Question

When to use memory-mapped files?

I have an application that receives chunks of data over the network, and writes these to disk. Once all chunks have been received, they can be decoded/recombined into the single file they actually represent.

I'm wondering if it's useful to use memory-mapped files or not - first for writing the single chunks to disk, second for the single file into which all of them are decoded.

My own feeling is that it might be useful for the second case only, anyone got some ideas on this?

Edit: It's a C# app, and I'm only planning an x64 version. (So running into the 'largest contigious free space' problem shouldn't be relevant)

 45  41518  45
1 Jan 1970

Solution

 31

Memory-mapped files are beneficial for scenarios where a relatively small portion (view) of a considerably larger file needs to be accessed repeatedly.

In this scenario, the operating system can help optimize the overall memory usage and paging behavior of the application by paging in and out only the most recently used portions of the mapped file.

In addition, memory-mapped files can expose interesting features such as copy-on-write or serve as the basis of shared-memory.

For your scenario, memory-mapped files can help you assemble the file if the chunks arrive out of order. However, you would still need to know the final file size in advance.

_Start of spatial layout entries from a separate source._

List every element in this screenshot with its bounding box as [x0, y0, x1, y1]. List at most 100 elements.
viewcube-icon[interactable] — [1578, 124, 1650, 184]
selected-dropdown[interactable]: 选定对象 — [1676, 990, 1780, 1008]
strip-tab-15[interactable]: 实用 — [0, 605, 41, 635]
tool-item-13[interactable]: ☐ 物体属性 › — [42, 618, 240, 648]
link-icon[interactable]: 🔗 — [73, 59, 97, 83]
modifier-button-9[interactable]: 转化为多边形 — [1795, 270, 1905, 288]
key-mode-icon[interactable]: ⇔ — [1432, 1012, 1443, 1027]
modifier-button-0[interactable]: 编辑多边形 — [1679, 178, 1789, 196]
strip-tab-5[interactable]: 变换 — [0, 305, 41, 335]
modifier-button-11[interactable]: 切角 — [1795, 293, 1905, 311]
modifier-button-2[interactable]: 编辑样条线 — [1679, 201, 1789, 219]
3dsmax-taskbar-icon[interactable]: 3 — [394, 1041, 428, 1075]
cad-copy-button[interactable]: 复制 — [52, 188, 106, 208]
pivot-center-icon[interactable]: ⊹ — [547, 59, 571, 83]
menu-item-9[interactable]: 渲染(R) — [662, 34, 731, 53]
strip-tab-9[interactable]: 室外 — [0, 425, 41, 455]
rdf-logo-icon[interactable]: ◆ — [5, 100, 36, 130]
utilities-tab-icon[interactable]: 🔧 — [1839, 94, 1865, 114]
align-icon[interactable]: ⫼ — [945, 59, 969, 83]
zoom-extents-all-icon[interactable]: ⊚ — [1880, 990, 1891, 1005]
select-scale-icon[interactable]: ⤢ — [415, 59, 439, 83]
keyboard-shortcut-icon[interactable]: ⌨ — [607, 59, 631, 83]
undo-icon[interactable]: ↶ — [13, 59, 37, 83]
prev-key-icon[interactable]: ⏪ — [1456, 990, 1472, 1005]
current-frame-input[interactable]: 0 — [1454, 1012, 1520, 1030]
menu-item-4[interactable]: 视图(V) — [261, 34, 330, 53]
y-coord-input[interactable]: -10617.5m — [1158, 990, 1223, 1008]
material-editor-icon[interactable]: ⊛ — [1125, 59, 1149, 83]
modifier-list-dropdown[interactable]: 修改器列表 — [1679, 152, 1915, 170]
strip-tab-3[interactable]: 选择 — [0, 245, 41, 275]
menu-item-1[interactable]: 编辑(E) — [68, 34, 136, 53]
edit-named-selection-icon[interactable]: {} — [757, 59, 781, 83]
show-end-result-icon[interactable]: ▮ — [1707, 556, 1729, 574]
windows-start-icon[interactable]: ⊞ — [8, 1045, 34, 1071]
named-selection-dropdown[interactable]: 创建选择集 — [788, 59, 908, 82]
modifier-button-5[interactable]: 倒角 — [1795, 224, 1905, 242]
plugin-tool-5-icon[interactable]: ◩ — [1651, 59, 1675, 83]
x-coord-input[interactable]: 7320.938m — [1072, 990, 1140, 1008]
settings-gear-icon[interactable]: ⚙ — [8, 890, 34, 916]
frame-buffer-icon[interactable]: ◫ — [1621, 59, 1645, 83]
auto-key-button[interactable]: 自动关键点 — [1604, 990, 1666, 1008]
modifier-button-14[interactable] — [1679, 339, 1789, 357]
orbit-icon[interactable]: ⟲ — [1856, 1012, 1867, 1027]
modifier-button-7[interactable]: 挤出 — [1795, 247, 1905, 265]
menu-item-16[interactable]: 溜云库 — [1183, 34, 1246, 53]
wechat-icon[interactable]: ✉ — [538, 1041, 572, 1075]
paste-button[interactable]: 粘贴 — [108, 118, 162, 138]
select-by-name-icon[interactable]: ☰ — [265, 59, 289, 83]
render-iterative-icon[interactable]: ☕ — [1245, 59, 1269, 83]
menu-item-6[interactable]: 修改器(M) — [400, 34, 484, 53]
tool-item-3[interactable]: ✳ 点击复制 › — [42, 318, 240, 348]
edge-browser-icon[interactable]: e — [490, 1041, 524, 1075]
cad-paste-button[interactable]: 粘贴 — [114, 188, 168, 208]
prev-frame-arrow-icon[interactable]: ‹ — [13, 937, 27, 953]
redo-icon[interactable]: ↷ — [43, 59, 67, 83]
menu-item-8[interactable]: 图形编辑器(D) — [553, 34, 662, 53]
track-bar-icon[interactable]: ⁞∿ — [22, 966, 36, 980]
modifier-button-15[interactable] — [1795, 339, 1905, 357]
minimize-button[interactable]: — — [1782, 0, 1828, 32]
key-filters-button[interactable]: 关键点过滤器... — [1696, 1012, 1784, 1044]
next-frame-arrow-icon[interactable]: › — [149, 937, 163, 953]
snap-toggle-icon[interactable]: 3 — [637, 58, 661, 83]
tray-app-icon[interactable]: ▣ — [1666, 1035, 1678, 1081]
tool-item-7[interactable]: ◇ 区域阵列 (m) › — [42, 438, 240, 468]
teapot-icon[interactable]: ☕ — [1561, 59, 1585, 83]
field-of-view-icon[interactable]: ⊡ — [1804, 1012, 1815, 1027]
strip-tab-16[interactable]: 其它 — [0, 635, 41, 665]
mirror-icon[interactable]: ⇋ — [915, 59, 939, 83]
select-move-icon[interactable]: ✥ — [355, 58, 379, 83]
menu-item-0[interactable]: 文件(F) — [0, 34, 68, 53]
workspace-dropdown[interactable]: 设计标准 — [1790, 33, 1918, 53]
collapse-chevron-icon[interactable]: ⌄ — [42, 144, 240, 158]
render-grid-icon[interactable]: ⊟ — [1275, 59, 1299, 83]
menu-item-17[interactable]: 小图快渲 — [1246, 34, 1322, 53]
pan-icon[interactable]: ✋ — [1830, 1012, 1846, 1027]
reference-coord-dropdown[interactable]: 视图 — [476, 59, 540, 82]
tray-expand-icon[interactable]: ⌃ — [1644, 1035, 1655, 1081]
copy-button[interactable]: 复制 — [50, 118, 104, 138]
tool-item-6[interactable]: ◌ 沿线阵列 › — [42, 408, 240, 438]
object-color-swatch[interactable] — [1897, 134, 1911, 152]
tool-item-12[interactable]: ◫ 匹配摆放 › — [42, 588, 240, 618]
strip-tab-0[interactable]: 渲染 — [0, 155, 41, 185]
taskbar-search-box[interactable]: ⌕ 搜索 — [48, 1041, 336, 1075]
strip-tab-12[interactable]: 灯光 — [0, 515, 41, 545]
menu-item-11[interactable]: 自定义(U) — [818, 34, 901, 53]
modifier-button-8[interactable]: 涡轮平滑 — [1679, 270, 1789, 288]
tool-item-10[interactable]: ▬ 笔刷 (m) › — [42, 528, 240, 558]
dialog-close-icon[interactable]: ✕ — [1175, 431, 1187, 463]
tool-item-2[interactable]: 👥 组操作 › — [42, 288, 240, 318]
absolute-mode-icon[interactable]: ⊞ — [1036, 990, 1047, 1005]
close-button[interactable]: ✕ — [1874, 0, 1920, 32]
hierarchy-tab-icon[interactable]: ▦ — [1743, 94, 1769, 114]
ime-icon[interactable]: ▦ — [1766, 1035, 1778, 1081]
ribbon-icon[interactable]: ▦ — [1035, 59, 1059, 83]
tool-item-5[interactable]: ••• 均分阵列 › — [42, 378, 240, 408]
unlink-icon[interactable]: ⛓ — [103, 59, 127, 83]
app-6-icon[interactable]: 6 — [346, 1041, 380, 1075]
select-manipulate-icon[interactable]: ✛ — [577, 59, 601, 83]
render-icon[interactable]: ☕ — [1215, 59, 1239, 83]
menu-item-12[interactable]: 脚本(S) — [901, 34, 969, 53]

Also, you should be accessing the files only once, for writing a chunk. Thus, a performance advantage over explicitly implemented asynchronous I/O is unlikely, but it may be easier and quicker to implement your file writer correctly.

In .NET 4, Microsoft added support for memory-mapped files and there are some comprehensive articles with sample code, e.g. http://blogs.msdn.com/salvapatuel/archive/2009/06/08/working-with-memory-mapped-files-in-net-4.aspx.

2009-12-07

Solution

 12

Memory-mapped files are primarily used for Inter-Process Communication or I/O performance improvement.

In your case, are you trying to get better I/O performance?

Hate to point out the obivious, but Wikipedia gives a good rundown of the situation... http://en.wikipedia.org/wiki/Memory-mapped_file

Specifically...

The memory mapped approach has its cost in minor page faults - when a block of data is loaded in page cache, but not yet mapped in to the process's virtual memory space. Depending on the circumstances, memory mapped file I/O can actually be substantially slower than standard file I/O.

It sounds like you're about to prematurely optimize for speed. Why not a regular file approach, and then refactor for MM files later if needed?

2009-12-07